Téhéran dément tout rôle direct
L’Iran a nié lundi toute implication dans le conflit yéménite. Le porte-parole de la diplomatie iranienne, Esmaïl Baghaï, a déclaré que les Houthis constituaient « des acteurs totalement indépendants » qui « prennent leurs décisions en fonction de leurs propres intérêts« . Ce démenti intervient alors que Téhéran a par ailleurs salué la prise du détroit de Bab el-Mandeb comme une victoire de ses alliés.
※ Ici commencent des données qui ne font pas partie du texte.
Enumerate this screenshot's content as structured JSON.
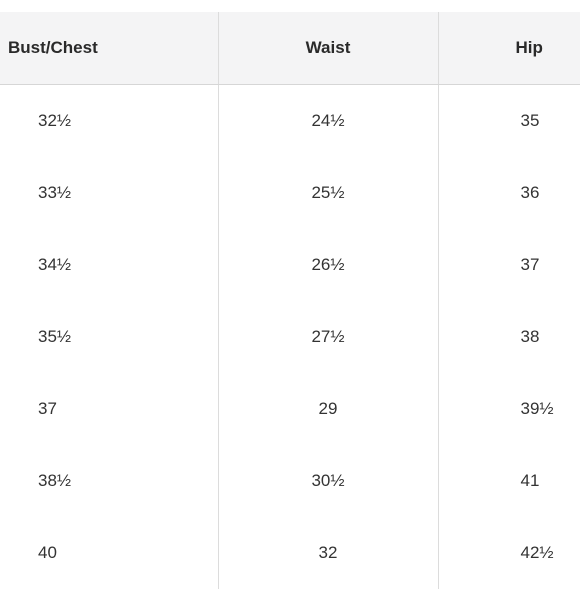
{
  "table": {
    "headers": [
      "Bust/Chest",
      "Waist",
      "Hip"
    ],
    "rows": [
      [
        "32½",
        "24½",
        "35"
      ],
      [
        "33½",
        "25½",
        "36"
      ],
      [
        "34½",
        "26½",
        "37"
      ],
      [
        "35½",
        "27½",
        "38"
      ],
      [
        "37",
        "29",
        "39½"
      ],
      [
        "38½",
        "30½",
        "41"
      ],
      [
        "40",
        "32",
        "42½"
      ]
    ]
  }
}
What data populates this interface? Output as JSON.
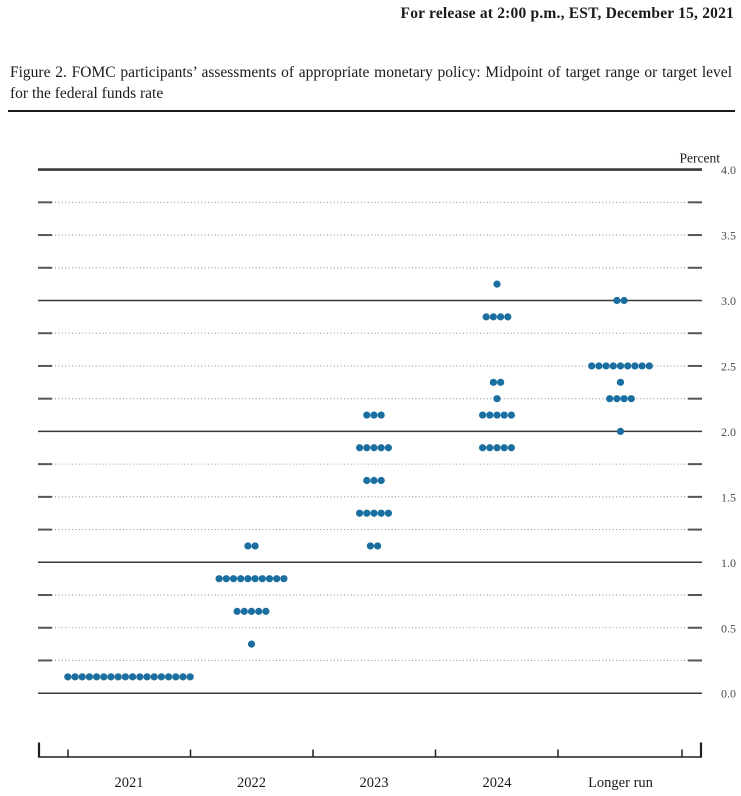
{
  "release_line": "For release at 2:00 p.m., EST, December 15, 2021",
  "figure_title": "Figure 2.  FOMC participants’ assessments of appropriate monetary policy:  Midpoint of target range or target level for the federal funds rate",
  "chart_data": {
    "type": "scatter",
    "subtype": "fomc-dot-plot",
    "title": "FOMC participants’ assessments of appropriate monetary policy: Midpoint of target range or target level for the federal funds rate",
    "ylabel": "Percent",
    "ylim": [
      0,
      4.25
    ],
    "gridline_step": 0.25,
    "grid": {
      "solid_at": "whole percents",
      "dotted_at": "quarter percents",
      "tick_label_step": 0.5
    },
    "ytick_labels": [
      "0.0",
      "0.5",
      "1.0",
      "1.5",
      "2.0",
      "2.5",
      "3.0",
      "3.5",
      "4.0"
    ],
    "categories": [
      "2021",
      "2022",
      "2023",
      "2024",
      "Longer run"
    ],
    "series": [
      {
        "category": "2021",
        "dots": [
          {
            "value": 0.125,
            "count": 18
          }
        ]
      },
      {
        "category": "2022",
        "dots": [
          {
            "value": 1.125,
            "count": 2
          },
          {
            "value": 0.875,
            "count": 10
          },
          {
            "value": 0.625,
            "count": 5
          },
          {
            "value": 0.375,
            "count": 1
          }
        ]
      },
      {
        "category": "2023",
        "dots": [
          {
            "value": 2.125,
            "count": 3
          },
          {
            "value": 1.875,
            "count": 5
          },
          {
            "value": 1.625,
            "count": 3
          },
          {
            "value": 1.375,
            "count": 5
          },
          {
            "value": 1.125,
            "count": 2
          }
        ]
      },
      {
        "category": "2024",
        "dots": [
          {
            "value": 3.125,
            "count": 1
          },
          {
            "value": 2.875,
            "count": 4
          },
          {
            "value": 2.375,
            "count": 2
          },
          {
            "value": 2.25,
            "count": 1
          },
          {
            "value": 2.125,
            "count": 5
          },
          {
            "value": 1.875,
            "count": 5
          }
        ]
      },
      {
        "category": "Longer run",
        "dots": [
          {
            "value": 3.0,
            "count": 2
          },
          {
            "value": 2.5,
            "count": 9
          },
          {
            "value": 2.375,
            "count": 1
          },
          {
            "value": 2.25,
            "count": 4
          },
          {
            "value": 2.0,
            "count": 1
          }
        ]
      }
    ],
    "colors": {
      "dot": "#1b6fa0",
      "solid_grid": "#3a3a3a",
      "dotted_grid": "#979797",
      "grid_end_dash": "#555555",
      "axis": "#1f1f1f",
      "tick_label": "#4c4c44",
      "text": "#1a1a1a"
    }
  }
}
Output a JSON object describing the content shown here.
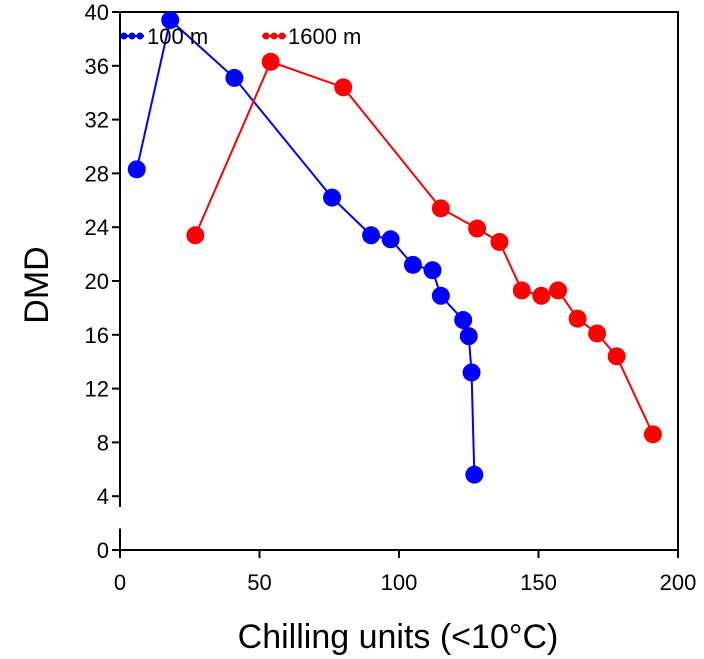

Un rapprochement construit depuis 2015
Contrairement au Hezbollah libanais, les Houthis ne reconnaissent pas le guide suprême iranien comme autorité religieuse suprême, mais leur rapprochement avec Téhéran s’est renforcé depuis le début de la guerre civile yéménite en 2015, lorsqu’une coalition menée par l’Arabie saoudite est intervenue pour soutenir le gouvernement reconnu internationalement face à l’avancée du mouvement chiite. Ce rapprochement s’est traduit par des transferts d’armements ayant permis aux Houthis de développer un arsenal de missiles balistiques à longue portée, capable aujourd’hui de frapper des cibles à plusieurs centaines de kilomètres à l’intérieur du territoire saoudien.